See Benchmarks.java for a usage example.

Hyperparameter Optimization

QuickDT also includes a hyperparameter optimizer, to find the optimal parameters for a PredictiveModelBuilder. See PredictiveModelOptimizerTest.java for a simple usage example.

Under the hood

Split scoring formula

Like all decision tree learners, QuickDT uses a formula to determine the quality of a "split" at each branch. I've tested a wide variety of formulae, and eventually settled on MSEScorer. So far as I know it's a novel approach.

This Scorer is designed to estimate the improvement in "mean-squared error" resulting from the creation of a new branch. In tests this performed better than Gini impurity, and various other approaches I tried. Its easy to try your own, just implement Scorer and pass it to the TreeBuilder constructor.

Finding the best categorical branch

Given a categorical attribute (ie. one where the values are strings), we start by scoring the splits produced by a set of size one, testing each value in turn.

We take the best of these, and then try adding another value to this set, again, trying each of the remaining values in turn and scoring them.

We keep adding to the set until adding a new value results in a lower score than the set has without it. Once that happens we terminate, and that's our set.

Unique ID attribute

idAttribute can be specified with TreeBuilder.setIdAttribute(idAttribute). idAttribute is the name of the column which has a special function in the model. idAttribute is not used for classification, i.e. it is exempt from the splits. However, it is used to create special unique ID counts: how many data points with unique IDs are present in the leafs. Count are class-specific, kept separately for each class in each leaf.

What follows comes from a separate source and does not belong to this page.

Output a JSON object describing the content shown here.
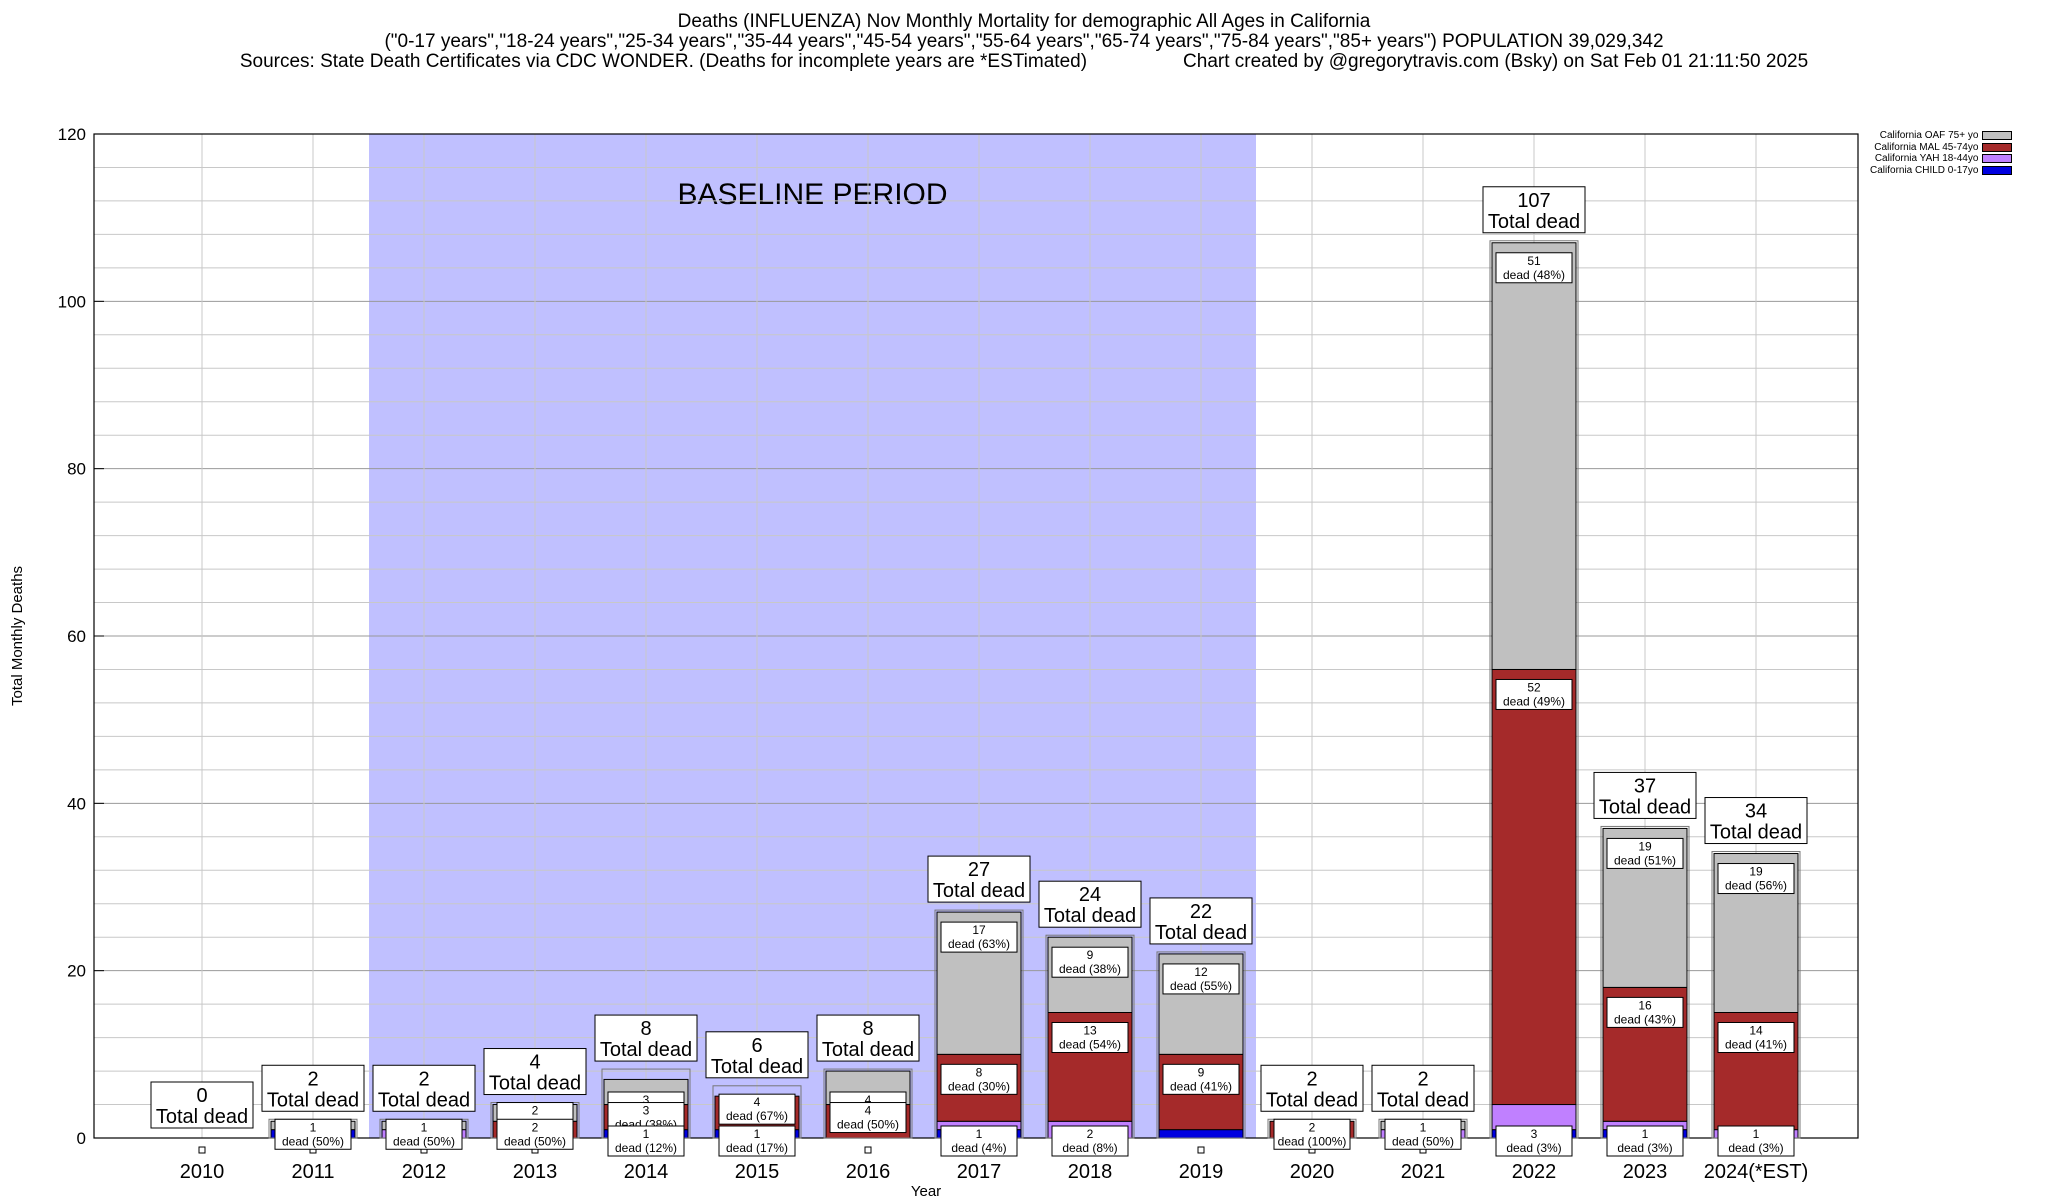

To query the counts, use TreeBuilder.getIdAttributesHandler() with the following methods:

  • getCountsMap() to get the map containing counts for each leaf, can be queried with Leaf.hashCode().
  • getCountForLeaf(Leaf.hashCode()) to get the id counts for specific leaf.
  • getCountForLeafClass(Leaf.hashCode(), class) to get the id counts for specific class within specific leaf.
  • getCountForMajorityClass(Leaf) to get the id counts for the majority class of the specific leaf.
  • getTotalCounts() to get the total id counts for each class.